Voice Selection Guide

Choosing the right voice is crucial for creating engaging and effective text-to-speech content. This guide will help you navigate Uberduck's extensive voice library and make informed decisions.

Types of Voices

Uberduck offers several types of voices:

Provider Voices

These are pre-built voices from major cloud providers:

AWS Polly: Over 60 voices across 20+ languages
Google Cloud TTS: Includes Standard, WaveNet, and Neural2 voices
Azure Speech Service: Microsoft's neural voices

Provider voices are reliable, well-tested, and available for immediate use.

Zero-Shot Voices

These are custom voices created on-demand from audio samples:

Generated quickly (usually within minutes)
Require only a short audio sample
Good for prototyping or one-off projects

Fine-Tuned Voices

These are extensively trained custom voice models:

Higher quality and more consistent than zero-shot voices
Require more training data
Better for production applications

Finding the Right Voice

Using the Voices API Endpoint

The /v1/voices endpoint allows you to search and filter voices based on various criteria:

# Basic request to get all voices
curl -X GET "https://api.uberduck.ai/v1/voices" \
  -H "Authorization: Bearer YOUR_API_KEY"

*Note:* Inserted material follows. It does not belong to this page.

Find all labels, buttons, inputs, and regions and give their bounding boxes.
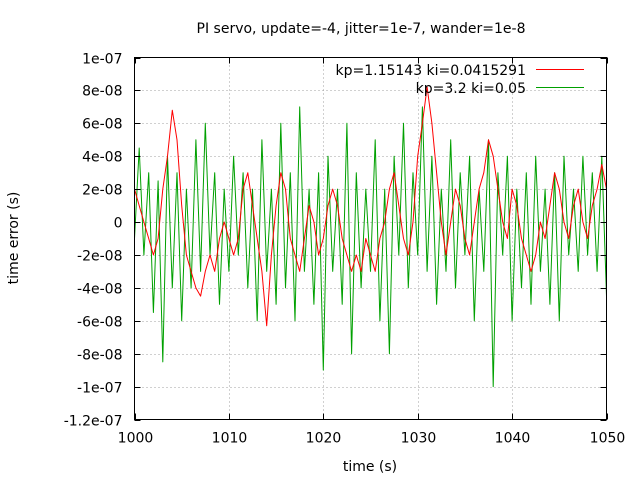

# Filtered request for female English voices
curl -X GET "https://api.uberduck.ai/v1/voices?gender=female&language=english" \
  -H "Authorization: Bearer YOUR_API_KEY"

# Search for voices by keyword
curl -X GET "https://api.uberduck.ai/v1/voices?search_term=professional" \
  -H "Authorization: Bearer YOUR_API_KEY"

# Filter by provider model type
curl -X GET "https://api.uberduck.ai/v1/voices?model=polly_neural" \
  -H "Authorization: Bearer YOUR_API_KEY"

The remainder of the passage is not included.